The Perils of "Free-Range" Parenting
When it comes to eating kids need a bit of a coop.
Posted Jun 21, 2012
Are we in an era of “free-range” parenting? Neil Grimmer thinks we are. But then, Mr. Grimmer is the chief executive of Plum Organics, a pioneer of food pouches, a product toddlers can consume while roaming around.
“Parents,” Mr. Grimmer told the New York Times, “want to be as flexible as modern life demands. And when it comes to eating, that means doing away with structured mealtimes in favor of a less structured alternative that happens not at set times, but whenever a child is hungry.”1
I can’t think of a better strategy to produce a nation of picky eaters. Fat ones too.
Although pouches aren’t everything they’re cracked up to be—you can read the review of puree pouches that I posted on my website It's Not About Nutrition back in March—pouches themselves are relatively benign. I can't say the same thing about the feeding environment that pouches promote (or, perhaps, reflect). That's particularly toxic.
The idea that parents should feed children whenever they are hungry is ludicrous, and it spells trouble. Let me count the ways.
First, constant snacking promotes pickiness. After all, when there’s always a snack waiting in the wings, why should your kids eat what you serve—ever?
Second, snacking promotes overeating. Research2 shows that, on average, children now consume 168 more calories from snacks than they did in 1977. Sure, fruit and vegetables purees are better than the kinds of snacks most kids consume (desserts, candy, salty snacks, and sweetened beverages), but does anyone really believe that kids will stay passionate about purees over time? Don’t count on it. A well-formed snacking habit, though, is sure to stick around.
Finally, and the thing I find most troubling about “free-range” parenting, is the idea that children should be in charge of when (and therefore, by extension of what) they eat. Should we also put kids in charge of when they go to sleep? Whether they ride in a car seat? They’re kids. Since when did the inmates start running the asylum?
Forget "free-range." Kids need a bit of the coop.
Every feeding and parenting expert I know advocates providing some structure around meals and snacks. I’m not saying that every meal has to be eaten at the table in some 1950s version of family life. But children need guidance to learn when, what and, yes, even how much to eat.
And, children (at least American children) need to learn that temporary hunger isn’t the end of the world. I wrote about this in my last post.

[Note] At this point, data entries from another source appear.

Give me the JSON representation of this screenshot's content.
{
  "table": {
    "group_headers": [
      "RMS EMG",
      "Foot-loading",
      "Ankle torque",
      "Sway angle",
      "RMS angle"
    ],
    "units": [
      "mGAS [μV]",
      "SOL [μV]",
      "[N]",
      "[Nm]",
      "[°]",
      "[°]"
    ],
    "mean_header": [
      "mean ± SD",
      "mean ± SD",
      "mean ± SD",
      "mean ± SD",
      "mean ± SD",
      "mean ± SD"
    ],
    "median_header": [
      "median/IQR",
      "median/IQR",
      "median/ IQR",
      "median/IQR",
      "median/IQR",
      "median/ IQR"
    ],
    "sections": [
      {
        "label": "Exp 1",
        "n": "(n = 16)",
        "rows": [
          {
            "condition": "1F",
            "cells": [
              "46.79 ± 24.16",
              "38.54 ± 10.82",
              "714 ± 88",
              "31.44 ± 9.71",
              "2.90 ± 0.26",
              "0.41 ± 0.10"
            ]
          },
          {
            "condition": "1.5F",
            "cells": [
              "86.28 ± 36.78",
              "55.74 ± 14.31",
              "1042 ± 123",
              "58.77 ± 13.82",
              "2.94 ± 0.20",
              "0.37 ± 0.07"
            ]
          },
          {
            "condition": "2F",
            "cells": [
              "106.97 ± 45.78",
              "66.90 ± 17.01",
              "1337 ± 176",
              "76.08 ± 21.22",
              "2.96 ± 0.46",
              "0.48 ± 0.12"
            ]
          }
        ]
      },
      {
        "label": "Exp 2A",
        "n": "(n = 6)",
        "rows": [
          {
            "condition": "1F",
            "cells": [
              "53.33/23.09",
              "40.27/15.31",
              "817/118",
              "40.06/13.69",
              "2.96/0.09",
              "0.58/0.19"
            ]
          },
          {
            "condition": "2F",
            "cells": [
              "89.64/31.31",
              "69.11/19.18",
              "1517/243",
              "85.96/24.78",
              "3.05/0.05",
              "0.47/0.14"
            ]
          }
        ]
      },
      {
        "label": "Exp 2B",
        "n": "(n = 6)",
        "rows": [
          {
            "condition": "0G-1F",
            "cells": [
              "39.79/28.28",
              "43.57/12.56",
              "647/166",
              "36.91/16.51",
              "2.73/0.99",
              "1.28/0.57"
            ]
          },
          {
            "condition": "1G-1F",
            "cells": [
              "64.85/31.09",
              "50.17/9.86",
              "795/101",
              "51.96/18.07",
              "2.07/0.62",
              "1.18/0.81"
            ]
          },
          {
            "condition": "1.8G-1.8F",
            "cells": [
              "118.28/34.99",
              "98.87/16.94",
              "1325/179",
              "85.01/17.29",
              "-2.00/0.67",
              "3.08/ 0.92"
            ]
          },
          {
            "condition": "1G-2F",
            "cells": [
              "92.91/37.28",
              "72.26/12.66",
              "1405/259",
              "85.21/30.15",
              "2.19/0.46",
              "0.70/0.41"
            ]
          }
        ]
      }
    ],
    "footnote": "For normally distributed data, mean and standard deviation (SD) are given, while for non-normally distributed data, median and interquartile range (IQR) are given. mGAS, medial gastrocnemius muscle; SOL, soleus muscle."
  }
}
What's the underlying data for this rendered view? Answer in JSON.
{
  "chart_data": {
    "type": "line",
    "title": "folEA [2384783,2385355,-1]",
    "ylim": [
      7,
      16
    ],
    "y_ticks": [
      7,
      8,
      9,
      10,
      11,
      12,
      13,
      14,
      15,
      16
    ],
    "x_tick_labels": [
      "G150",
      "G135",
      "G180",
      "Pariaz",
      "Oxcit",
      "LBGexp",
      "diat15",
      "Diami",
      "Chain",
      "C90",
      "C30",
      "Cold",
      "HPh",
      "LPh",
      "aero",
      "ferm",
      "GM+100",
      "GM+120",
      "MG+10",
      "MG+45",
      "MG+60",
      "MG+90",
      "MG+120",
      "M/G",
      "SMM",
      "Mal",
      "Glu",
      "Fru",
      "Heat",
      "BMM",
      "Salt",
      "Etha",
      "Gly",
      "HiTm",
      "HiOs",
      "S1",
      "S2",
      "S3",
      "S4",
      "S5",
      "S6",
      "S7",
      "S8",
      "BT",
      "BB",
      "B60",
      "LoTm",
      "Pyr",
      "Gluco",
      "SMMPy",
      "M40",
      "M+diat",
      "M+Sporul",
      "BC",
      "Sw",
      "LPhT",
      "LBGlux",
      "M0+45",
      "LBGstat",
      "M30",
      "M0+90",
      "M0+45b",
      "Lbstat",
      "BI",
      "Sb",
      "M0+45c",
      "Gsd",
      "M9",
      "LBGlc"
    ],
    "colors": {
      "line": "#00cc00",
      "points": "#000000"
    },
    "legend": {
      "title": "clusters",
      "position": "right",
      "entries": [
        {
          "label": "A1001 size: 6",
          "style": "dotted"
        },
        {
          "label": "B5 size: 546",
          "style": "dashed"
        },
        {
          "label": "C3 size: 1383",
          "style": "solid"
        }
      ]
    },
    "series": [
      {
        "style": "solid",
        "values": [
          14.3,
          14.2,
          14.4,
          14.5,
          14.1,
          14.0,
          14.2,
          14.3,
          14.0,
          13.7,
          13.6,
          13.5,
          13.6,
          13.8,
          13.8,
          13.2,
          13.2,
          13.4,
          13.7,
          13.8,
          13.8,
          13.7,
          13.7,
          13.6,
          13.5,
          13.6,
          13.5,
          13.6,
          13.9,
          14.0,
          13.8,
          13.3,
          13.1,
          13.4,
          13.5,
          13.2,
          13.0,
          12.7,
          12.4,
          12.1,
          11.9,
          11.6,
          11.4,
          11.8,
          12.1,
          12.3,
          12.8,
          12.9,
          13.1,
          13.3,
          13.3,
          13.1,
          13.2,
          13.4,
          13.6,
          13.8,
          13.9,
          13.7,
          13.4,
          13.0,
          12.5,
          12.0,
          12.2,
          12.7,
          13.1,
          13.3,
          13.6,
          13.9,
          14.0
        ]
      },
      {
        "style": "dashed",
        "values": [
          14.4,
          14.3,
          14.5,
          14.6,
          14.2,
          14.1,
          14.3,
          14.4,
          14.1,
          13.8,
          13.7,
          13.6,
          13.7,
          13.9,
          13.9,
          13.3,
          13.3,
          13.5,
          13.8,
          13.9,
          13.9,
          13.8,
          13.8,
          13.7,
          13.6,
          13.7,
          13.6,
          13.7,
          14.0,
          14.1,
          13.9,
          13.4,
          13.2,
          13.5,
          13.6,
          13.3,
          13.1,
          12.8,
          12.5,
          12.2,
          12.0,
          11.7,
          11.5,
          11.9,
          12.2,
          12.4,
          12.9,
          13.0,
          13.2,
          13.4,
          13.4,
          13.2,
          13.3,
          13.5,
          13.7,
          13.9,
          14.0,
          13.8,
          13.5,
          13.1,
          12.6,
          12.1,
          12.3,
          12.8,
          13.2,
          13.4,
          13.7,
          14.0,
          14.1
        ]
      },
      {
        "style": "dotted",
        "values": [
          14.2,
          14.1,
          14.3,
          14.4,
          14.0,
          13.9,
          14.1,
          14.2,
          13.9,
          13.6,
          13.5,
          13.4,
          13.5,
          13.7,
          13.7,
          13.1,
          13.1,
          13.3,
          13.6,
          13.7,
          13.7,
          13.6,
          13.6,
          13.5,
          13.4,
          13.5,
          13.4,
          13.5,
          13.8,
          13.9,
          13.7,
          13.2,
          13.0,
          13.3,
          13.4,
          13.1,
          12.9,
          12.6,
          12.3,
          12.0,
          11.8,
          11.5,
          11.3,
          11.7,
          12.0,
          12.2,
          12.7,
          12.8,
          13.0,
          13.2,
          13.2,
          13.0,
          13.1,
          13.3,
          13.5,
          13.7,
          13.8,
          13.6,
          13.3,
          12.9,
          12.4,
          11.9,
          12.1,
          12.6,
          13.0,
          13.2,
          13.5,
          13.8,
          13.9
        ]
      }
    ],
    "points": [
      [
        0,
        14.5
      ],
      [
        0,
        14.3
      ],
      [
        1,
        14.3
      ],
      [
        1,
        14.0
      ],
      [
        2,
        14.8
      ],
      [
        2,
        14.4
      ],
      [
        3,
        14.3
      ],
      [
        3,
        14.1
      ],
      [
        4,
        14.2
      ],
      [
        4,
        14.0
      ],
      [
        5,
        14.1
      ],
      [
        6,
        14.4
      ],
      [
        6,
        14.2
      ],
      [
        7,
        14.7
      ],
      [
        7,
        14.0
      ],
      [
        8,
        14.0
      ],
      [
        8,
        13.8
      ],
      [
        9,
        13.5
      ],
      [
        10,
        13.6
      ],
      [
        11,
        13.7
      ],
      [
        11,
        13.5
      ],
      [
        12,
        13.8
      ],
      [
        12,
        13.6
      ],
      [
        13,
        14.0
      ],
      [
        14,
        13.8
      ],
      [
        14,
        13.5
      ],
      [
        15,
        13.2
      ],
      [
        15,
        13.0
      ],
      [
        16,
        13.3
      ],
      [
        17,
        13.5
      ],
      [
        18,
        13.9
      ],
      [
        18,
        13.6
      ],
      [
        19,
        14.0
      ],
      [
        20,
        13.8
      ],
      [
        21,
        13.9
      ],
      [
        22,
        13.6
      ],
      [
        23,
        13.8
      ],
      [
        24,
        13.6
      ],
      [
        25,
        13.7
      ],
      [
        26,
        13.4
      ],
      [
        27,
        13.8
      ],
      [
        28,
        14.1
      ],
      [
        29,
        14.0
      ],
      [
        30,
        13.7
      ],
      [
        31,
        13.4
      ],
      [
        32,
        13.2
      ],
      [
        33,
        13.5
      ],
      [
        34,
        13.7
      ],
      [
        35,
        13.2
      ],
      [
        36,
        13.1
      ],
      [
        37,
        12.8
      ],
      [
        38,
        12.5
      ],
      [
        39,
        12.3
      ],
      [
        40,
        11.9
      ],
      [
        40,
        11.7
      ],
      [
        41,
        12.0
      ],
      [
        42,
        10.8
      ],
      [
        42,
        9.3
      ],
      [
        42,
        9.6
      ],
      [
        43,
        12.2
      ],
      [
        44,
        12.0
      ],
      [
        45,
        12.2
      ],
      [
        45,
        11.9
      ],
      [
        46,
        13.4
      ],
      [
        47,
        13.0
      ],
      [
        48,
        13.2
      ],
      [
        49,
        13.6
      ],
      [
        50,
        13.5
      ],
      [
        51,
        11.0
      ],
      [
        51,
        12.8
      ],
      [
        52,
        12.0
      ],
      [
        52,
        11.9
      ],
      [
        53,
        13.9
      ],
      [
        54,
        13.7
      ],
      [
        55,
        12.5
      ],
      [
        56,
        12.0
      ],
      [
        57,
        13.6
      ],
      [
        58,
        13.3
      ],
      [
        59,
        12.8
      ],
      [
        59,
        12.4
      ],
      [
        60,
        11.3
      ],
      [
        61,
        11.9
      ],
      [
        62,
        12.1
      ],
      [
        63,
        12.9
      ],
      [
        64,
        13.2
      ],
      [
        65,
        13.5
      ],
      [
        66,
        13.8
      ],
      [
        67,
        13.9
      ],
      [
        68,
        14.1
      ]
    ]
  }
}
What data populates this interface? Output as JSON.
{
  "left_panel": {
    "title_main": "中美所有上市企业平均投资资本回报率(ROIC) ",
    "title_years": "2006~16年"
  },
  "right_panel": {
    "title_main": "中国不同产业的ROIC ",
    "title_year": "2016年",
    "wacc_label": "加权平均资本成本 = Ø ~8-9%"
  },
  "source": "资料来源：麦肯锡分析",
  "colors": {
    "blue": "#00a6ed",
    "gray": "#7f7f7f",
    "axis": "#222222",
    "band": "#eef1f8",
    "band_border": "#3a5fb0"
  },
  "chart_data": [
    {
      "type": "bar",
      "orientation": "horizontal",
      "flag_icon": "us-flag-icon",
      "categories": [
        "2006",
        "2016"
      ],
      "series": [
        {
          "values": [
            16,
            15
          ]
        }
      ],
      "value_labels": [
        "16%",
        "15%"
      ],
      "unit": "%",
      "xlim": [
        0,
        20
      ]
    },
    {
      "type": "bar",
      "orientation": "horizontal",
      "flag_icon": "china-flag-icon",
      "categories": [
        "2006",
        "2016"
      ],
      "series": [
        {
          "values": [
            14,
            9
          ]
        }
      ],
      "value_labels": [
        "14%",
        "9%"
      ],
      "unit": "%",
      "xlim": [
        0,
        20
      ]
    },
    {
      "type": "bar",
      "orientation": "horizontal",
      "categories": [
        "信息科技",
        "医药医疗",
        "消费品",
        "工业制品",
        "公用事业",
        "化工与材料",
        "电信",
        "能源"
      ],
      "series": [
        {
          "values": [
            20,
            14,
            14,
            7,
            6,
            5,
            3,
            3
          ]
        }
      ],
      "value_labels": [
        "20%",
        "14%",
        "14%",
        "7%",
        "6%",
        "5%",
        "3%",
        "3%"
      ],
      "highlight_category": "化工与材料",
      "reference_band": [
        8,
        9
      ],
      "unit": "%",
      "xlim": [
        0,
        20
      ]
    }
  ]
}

“The pouch is about recognizing the moment we live in,” Mr. Grimmer told the New York Times. “My kids are more scheduled than I am as CEO: soccer, ballet, theater.”
It’s not surprising that Mr. Grimmer sees the pouch as the answer to the overscheduled life. The pouch is his baby. But have we really gotten to the point where we protect time for extracurricular activities but not for proper eating?
I’m not against puree pouches. Indeed, I think they’re fine when mixed into the snack rotation. What I object to is the attitude behind the pouches: That we must always be ready to supply food when our kids are hungry; that any food that seems remotely healthy is acceptable; that eating on the go is good; that toddlers can’t be expected to eat the real deal.
This kind of thinking drives me nuts.
The last time I checked, grabbing grapes out of the refrigerator took about as much effort as picking up a pouch. True, pouches aren’t perishable like fresh fruit, but a long shelf life shouldn’t be an item’s strongest selling point.
Ironically, puree pouches have the power to move kids away from real fruits and vegetables. How?
- Kids get used to eating puree pouches.
- Parents are happy. Puree pouches seem relatively healthy and they nominally fit into the fruits and vegetable category.
- Kids start to reject actual vegetables; they don't taste as sweet, they're not as much fun...
- Parents panic that their kids aren't eating right and resort to puree pouches more frequently.
- Kids get used to eating puree pouches.
- Many kids start to demand them.
No matter what manufacturers try to sell you, different forms of food are not equivalents. In at least one study, apples have been shown to increase satiation more than applesauce and more than apple juice.3
Think of puree pouches as a crappy-snack alternative, not as a substitute for real food. You'll be teaching your kids the truth about the world, and shaping their habits for a lifetime of healthy eating.
2 Piernas, C. and B. M. Popkin. 2010. "Trends in Snacking Among U.S. Children." Health Affairs 29(3): 398-404.
3 Flood-Obbagy, J. E., and B. J. Rolls. 2009. "The Effect of Fruit in Different Forms on Energy Intake and Satiety At a Meal." Appetite 52:416-22.